Create a Derived Table
A tool for creating persistent derived tables in Athena.
Python packages
The data engineering team maintain a number of python packages to help with data manipulation, as well as interfacing with data using our preferred services. The following python packages are those we consider the most useful:
pydbtools
Standard package for querying MoJAP athena databases with useful features including temp table creation.
mojap-arrow-pd-parser
Useful package for ensuring type conformance when reading with arrow or pandas.
mojap-metadata
MoJAP defined metadata that interacts with other packages (inc arrow-pd-parser) for ensuring type conformance as well as a number of schema converters.
dataengineeringutils3
A collection of useful utilities for interacting with AWS
athena_tools
User friendly way of making small persisting ad hoc databases. In it’s alpha release, please report all problems!
mojap-aws-tools-demo
A repo containing some helpful guides on how to use some of the above packages.

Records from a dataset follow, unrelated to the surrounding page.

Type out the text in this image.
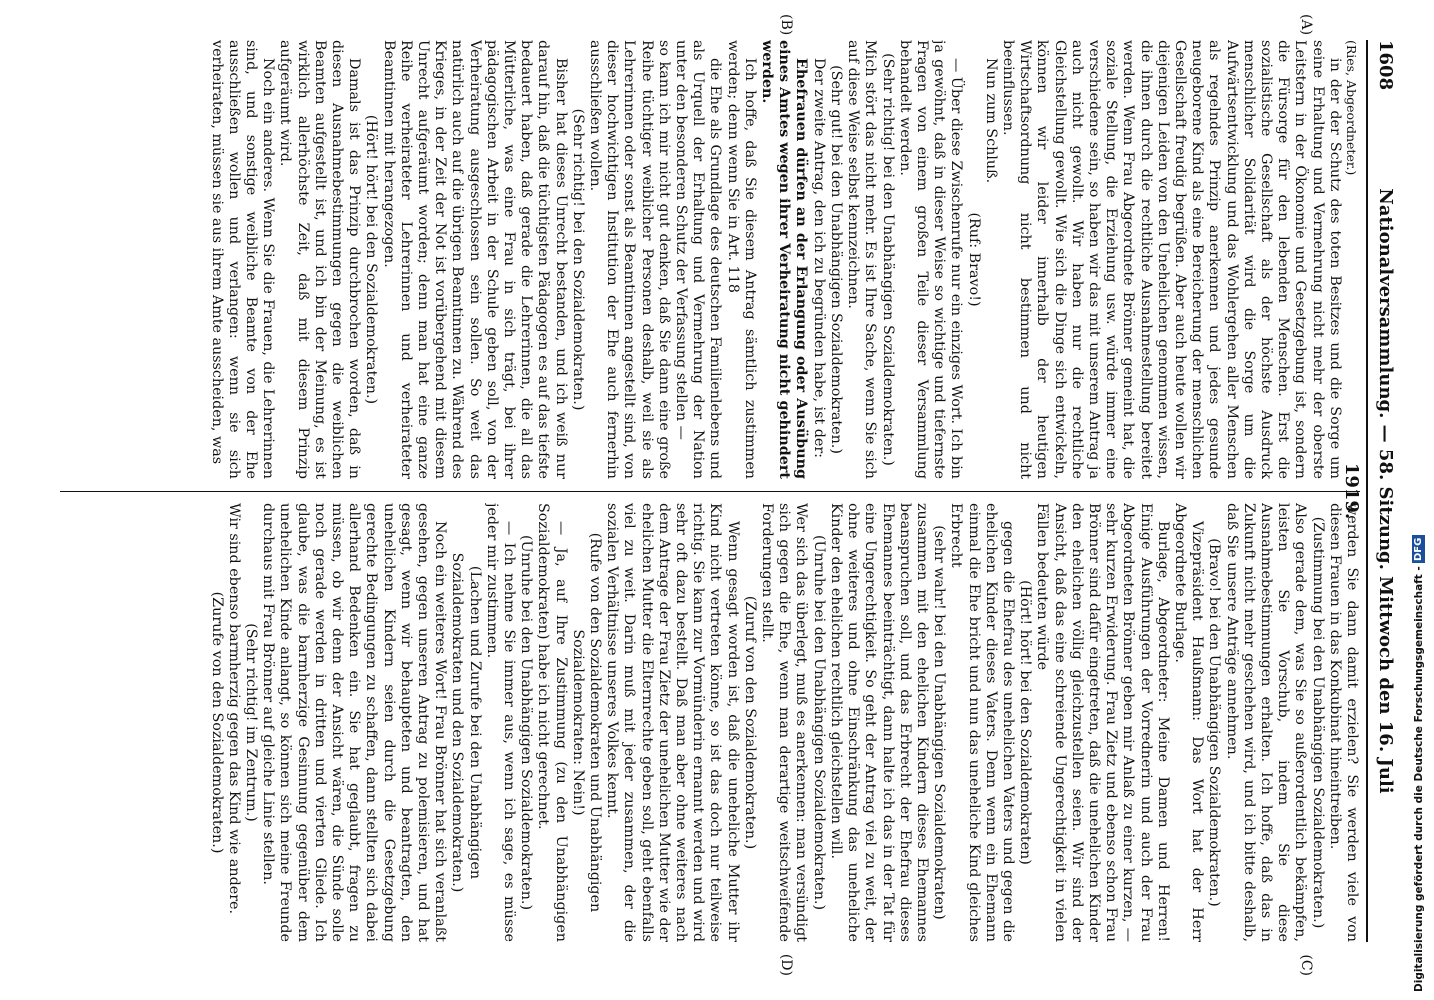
1608
Nationalversammlung. — 58. Sitzung. Mittwoch den 16. Juli 1919.

(Ries, Abgeordneter.)

in der der Schutz des toten Besitzes und die Sorge um seine Erhaltung und Vermehrung nicht mehr der oberste Leitstern in der Ökonomie und Gesetzgebung ist, sondern die Fürsorge für den lebenden Menschen. Erst die sozialistische Gesellschaft als der höchste Ausdruck menschlicher Solidarität wird die Sorge um die Aufwärtsentwicklung und das Wohlergehen aller Menschen als regelndes Prinzip anerkennen und jedes gesunde neugeborene Kind als eine Bereicherung der menschlichen Gesellschaft freudig begrüßen. Aber auch heute wollen wir diejenigen Leiden von den Unehelichen genommen wissen, die ihnen durch die rechtliche Ausnahmestellung bereitet werden. Wenn Frau Abgeordnete Brönner gemeint hat, die soziale Stellung, die Erziehung usw. würde immer eine verschiedene sein, so haben wir das mit unserem Antrag ja auch nicht gewollt. Wir haben nur die rechtliche Gleichstellung gewollt. Wie sich die Dinge sich entwickeln, können wir leider innerhalb der heutigen Wirtschaftsordnung nicht bestimmen und nicht beeinflussen.

Nun zum Schluß.

(Ruf: Bravo!)

— Über diese Zwischenrufe nur ein einziges Wort. Ich bin ja gewöhnt, daß in dieser Weise so wichtige und tiefernste Fragen von einem großen Teile dieser Versammlung behandelt werden.

(Sehr richtig! bei den Unabhängigen Sozialdemokraten.)

Mich stört das nicht mehr. Es ist Ihre Sache, wenn Sie sich auf diese Weise selbst kennzeichnen.

(Sehr gut! bei den Unabhängigen Sozialdemokraten.)

Der zweite Antrag, den ich zu begründen habe, ist der:

Ehefrauen dürfen an der Erlangung oder Ausübung eines Amtes wegen ihrer Verheiratung nicht gehindert werden.

Ich hoffe, daß Sie diesem Antrag sämtlich zustimmen werden; denn wenn Sie in Art. 118

die Ehe als Grundlage des deutschen Familienlebens und als Urquell der Erhaltung und Vermehrung der Nation unter den besonderen Schutz der Verfassung stellen —

so kann ich mir nicht gut denken, daß Sie dann eine große Reihe tüchtiger weiblicher Personen deshalb, weil sie als Lehrerinnen oder sonst als Beamtinnen angestellt sind, von dieser hochwichtigen Institution der Ehe auch fernerhin ausschließen wollen.

(Sehr richtig! bei den Sozialdemokraten.)

Bisher hat dieses Unrecht bestanden, und ich weiß nur darauf hin, daß die tüchtigsten Pädagogen es auf das tiefste bedauert haben, daß gerade die Lehrerinnen, die all das Mütterliche, was eine Frau in sich trägt, bei ihrer pädagogischen Arbeit in der Schule geben soll, von der Verheiratung ausgeschlossen sein sollen. So weit das natürlich auch auf die übrigen Beamtinnen zu. Während des Krieges, in der Zeit der Not ist vorübergehend mit diesem Unrecht aufgeräumt worden; denn man hat eine ganze Reihe verheirateter Lehrerinnen und verheirateter Beamtinnen mit herangezogen.

(Hört! hört! bei den Sozialdemokraten.)

Damals ist das Prinzip durchbrochen worden, daß in diesen Ausnahmebestimmungen gegen die weiblichen Beamten aufgestellt ist, und ich bin der Meinung, es ist wirklich allerhöchste Zeit, daß mit diesem Prinzip aufgeräumt wird.

Noch ein anderes. Wenn Sie die Frauen, die Lehrerinnen sind, und sonstige weibliche Beamte von der Ehe ausschließen wollen und verlangen: wenn sie sich verheiraten, müssen sie aus ihrem Amte ausscheiden, was

werden Sie dann damit erzielen? Sie werden viele von diesen Frauen in das Konkubinat hineintreiben.

(Zustimmung bei den Unabhängigen Sozialdemokraten.)

Also gerade dem, was Sie so außerordentlich bekämpfen, leisten Sie Vorschub, indem Sie diese Ausnahmebestimmungen erhalten. Ich hoffe, daß das in Zukunft nicht mehr geschehen wird, und ich bitte deshalb, daß Sie unsere Anträge annehmen.

(Bravo! bei den Unabhängigen Sozialdemokraten.)

Vizepräsident Haußmann: Das Wort hat der Herr Abgeordnete Burlage.

Burlage, Abgeordneter: Meine Damen und Herren! Einige Ausführungen der Vorrednerin und auch der Frau Abgeordneten Brönner geben mir Anlaß zu einer kurzen, — sehr kurzen Erwiderung. Frau Zietz und ebenso schon Frau Brönner sind dafür eingetreten, daß die unehelichen Kinder den ehelichen völlig gleichzustellen seien. Wir sind der Ansicht, daß das eine schreiende Ungerechtigkeit in vielen Fällen bedeuten würde

(Hört! hört! bei den Sozialdemokraten)

gegen die Ehefrau des unehelichen Vaters und gegen die ehelichen Kinder dieses Vaters. Denn wenn ein Ehemann einmal die Ehe bricht und nun das uneheliche Kind gleiches Erbrecht

(sehr wahr! bei den Unabhängigen Sozialdemokraten)

zusammen mit den ehelichen Kindern dieses Ehemannes beanspruchen soll, und das Erbrecht der Ehefrau dieses Ehemannes beeinträchtigt, dann halte ich das in der Tat für eine Ungerechtigkeit. So geht der Antrag viel zu weit, der ohne weiteres und ohne Einschränkung das uneheliche Kinder den ehelichen rechtlich gleichstellen will.

(Unruhe bei den Unabhängigen Sozialdemokraten.)

Wer sich das überlegt, muß es anerkennen: man versündigt sich gegen die Ehe, wenn man derartige weitschweifende Forderungen stellt.

(Zuruf von den Sozialdemokraten.)

Wenn gesagt worden ist, daß die uneheliche Mutter ihr Kind nicht vertreten könne, so ist das doch nur teilweise richtig. Sie kann zur Vormünderin ernannt werden und wird sehr oft dazu bestellt. Daß man aber ohne weiteres nach dem Antrage der Frau Zietz der unehelichen Mutter wie der ehelichen Mutter die Elternrechte geben soll, geht ebenfalls viel zu weit. Darin muß mit jeder zusammen, der die sozialen Verhältnisse unseres Volkes kennt.

(Rufe von den Sozialdemokraten und Unabhängigen Sozialdemokraten: Nein!)

— Ja, auf Ihre Zustimmung (zu den Unabhängigen Sozialdemokraten) habe ich nicht gerechnet.

(Unruhe bei den Unabhängigen Sozialdemokraten.)

— Ich nehme Sie immer aus, wenn ich sage, es müsse jeder mir zustimmen.

(Lachen und Zurufe bei den Unabhängigen Sozialdemokraten und den Sozialdemokraten.)

Noch ein weiteres Wort! Frau Brönner hat sich veranlaßt gesehen, gegen unseren Antrag zu polemisieren, und hat gesagt, wenn wir behaupteten und beantragten, den unehelichen Kindern seien durch die Gesetzgebung gerechte Bedingungen zu schaffen, dann stellten sich dabei allerhand Bedenken ein. Sie hat geglaubt, fragen zu müssen, ob wir denn der Ansicht wären, die Sünde solle noch gerade werden in dritten und vierten Gliede. Ich glaube, was die barmherzige Gesinnung gegenüber dem unehelichen Kinde anlangt, so können sich meine Freunde durchaus mit Frau Brönner auf gleiche Linie stellen.

(Sehr richtig! im Zentrum.)

Wir sind ebenso barmherzig gegen das Kind wie andere.

(Zurufe von den Sozialdemokraten.)

(A)
(B)
(C)
(D)	Digitalisierung gefördert durch die Deutsche Forschungsgemeinschaft - DFG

You can also ask for help with these on #ask-data-engineering.
R packages
The data engineering team maintain the following R package:
dbtools
A package for accessing Athena databases from the Analytical Platform.
The Analytical Platform community maintain the following R packages, which avoid the need for using Python in R projects:
Rdbtools
A native R package for accessing Athena databases from the Analytical Platform.
Rs3tools
A native R package that is used to access AWS S3 from the Analytical Platform, which is mainly compatible with the legacy package s3tools.